Spending limits on political campaigns and caps on individual donations remain "obstacles" to a deal on party funding, Sir Hayden Phillips has said.
Caps on donations have yet to be agreed
His year-long review recommends both be capped, but despite "broad agreement" the parties can not agree on details.
However Sir Hayden believes a deal is "within reach" and is now to chair face-to-face talks between the parties.
The review, which also backs a £25m a year rise in state funding, is designed to "restore public confidence".
Sir Hayden's inquiry was commissioned by Tony Blair in March 2006 after it emerged that to fund their 2005 General Election campaign, Labour was secretly loaned nearly £14m and the Conservatives £16m. The Liberal Democrats said they borrowed £850,000 from three backers.
His recommendations also include the largest parties cutting spending between elections by £20m each.
The prime minister welcomed Sir Hayden's report, saying "it shows very clearly that there is now the basis for a new agreement on the funding and expenditure of political parties".
He said he hoped consensus could be reached in talks between the three main parties before the summer recess in mid-July.
Mr Blair said a deal would pave the way for legislation in the next parliamentary session.
Labour chairman Hazel Blears said the practical implications of capping donations would need to be studied.
"What he says, is that different political parties have got different historical structures, he wants to be able to recognise that ...he recognised that the three and a half million trade union members, ordinary working people who pay just a few pounds a year in terms of their political fund, are in a different position than massively big donors.
"So, we will have to think carefully about this and its affect on the party."
Conservative Party chairman Francis Maude said the party accepted the report's main recommendations.
"We believe that all political parties should work together to achieve this," he said.
£50,000 limit on donations from individuals or organisations
Largest parties to cut spending between elections by £20m each
Increase state funding by £25m a year
Eligible parties receive 50p each year for every vote cast for them in the most recent General Election
Eligible parties receive 25p for every vote in the most recent Scottish, Welsh and European elections
New measures to prevent the breach of regulations on donations
Strengthened controls on expenditure by third parties
Public access to better, clearer information about the sources of party income
New powers for the Electoral Commission watchdog to oversee the new system
Liberal Democrat parliamentary spokesman David Heath said the key objective must be to restore public confidence in the political system.
"There are undoubtedly difficult areas for all of us to consider," he said.
In his 25-page report, Sir Hayden said a £50,000 limit on donations from individuals or organisations - as demanded by the Conservatives - would be "reasonable and attainable".
But he said this would create considerable difficulties for Labour if this meant it could no longer get considerable funding from trade unions.

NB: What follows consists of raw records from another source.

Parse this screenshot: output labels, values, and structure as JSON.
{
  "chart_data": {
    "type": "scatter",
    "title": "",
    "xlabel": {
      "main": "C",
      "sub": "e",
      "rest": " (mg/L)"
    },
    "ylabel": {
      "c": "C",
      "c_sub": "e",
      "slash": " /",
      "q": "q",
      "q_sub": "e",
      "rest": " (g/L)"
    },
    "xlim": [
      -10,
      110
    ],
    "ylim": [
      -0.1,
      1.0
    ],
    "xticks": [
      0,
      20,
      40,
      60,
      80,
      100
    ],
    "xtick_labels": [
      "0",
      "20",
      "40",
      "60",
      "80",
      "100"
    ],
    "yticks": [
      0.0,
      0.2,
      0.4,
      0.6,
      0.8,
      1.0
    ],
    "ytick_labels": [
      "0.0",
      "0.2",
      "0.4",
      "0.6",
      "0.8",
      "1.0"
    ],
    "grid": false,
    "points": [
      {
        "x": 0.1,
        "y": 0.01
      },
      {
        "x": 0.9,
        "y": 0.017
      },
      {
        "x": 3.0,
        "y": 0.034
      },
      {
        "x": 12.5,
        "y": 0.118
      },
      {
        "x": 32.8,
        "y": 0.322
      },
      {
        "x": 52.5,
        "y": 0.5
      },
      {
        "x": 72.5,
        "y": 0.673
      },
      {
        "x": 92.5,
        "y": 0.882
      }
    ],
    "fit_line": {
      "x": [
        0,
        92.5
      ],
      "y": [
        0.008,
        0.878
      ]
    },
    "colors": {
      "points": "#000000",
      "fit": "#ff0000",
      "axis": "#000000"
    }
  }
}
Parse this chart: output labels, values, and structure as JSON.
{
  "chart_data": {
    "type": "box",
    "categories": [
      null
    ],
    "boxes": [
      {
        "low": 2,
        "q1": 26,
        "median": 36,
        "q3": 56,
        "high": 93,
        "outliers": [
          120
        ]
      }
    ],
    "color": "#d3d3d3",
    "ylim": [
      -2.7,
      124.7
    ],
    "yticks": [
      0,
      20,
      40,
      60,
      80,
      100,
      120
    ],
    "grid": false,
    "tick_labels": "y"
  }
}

One option would be to treat union donations as being made up of many individual gifts from members, he says.
This would only be acceptable if union members signed forms confirming they want their contribution to the union's political fund to support a particular party.
If there were to be an agreement, a cap on donations would lead to a fall in income so Sir Hayden recommends an increase in state funding.
He said state funding should be linked to backing among the public - proposing that eligible parties receive 50p each year for every vote cast for them in the most recent General Election and 25p for every vote in the most recent ballots for the Scottish Parliament, Welsh Assembly and European Parliament.
An alternative would be to use an internet-based subscription system where people's donations of £5 could be matched by state funding.
But Sir Hayden acknowledged the difficulties which remain saying: "Achieving this will require tough decisions on all sides, particularly about donation limits and spending limits."
Other recommendations include new measures to prevent the breach of regulations on donations, strengthened controls on expenditure by third parties, public access to better, clearer information about the sources of party income and new powers for the Electoral Commission watchdog to oversee the new system.
The chairman of the Electoral Commission, Sam Younger, said he agreed with Sir Hayden's analysis that a new approach to funding was necessary.
"We are clear about the need for the Electoral Commission, as the regulator, to be as effective as possible.
"We are already reinforcing this, and will be ready to implement whatever changes are agreed following the discussion which we, like Sir Hayden, hope will take place quickly following today's report."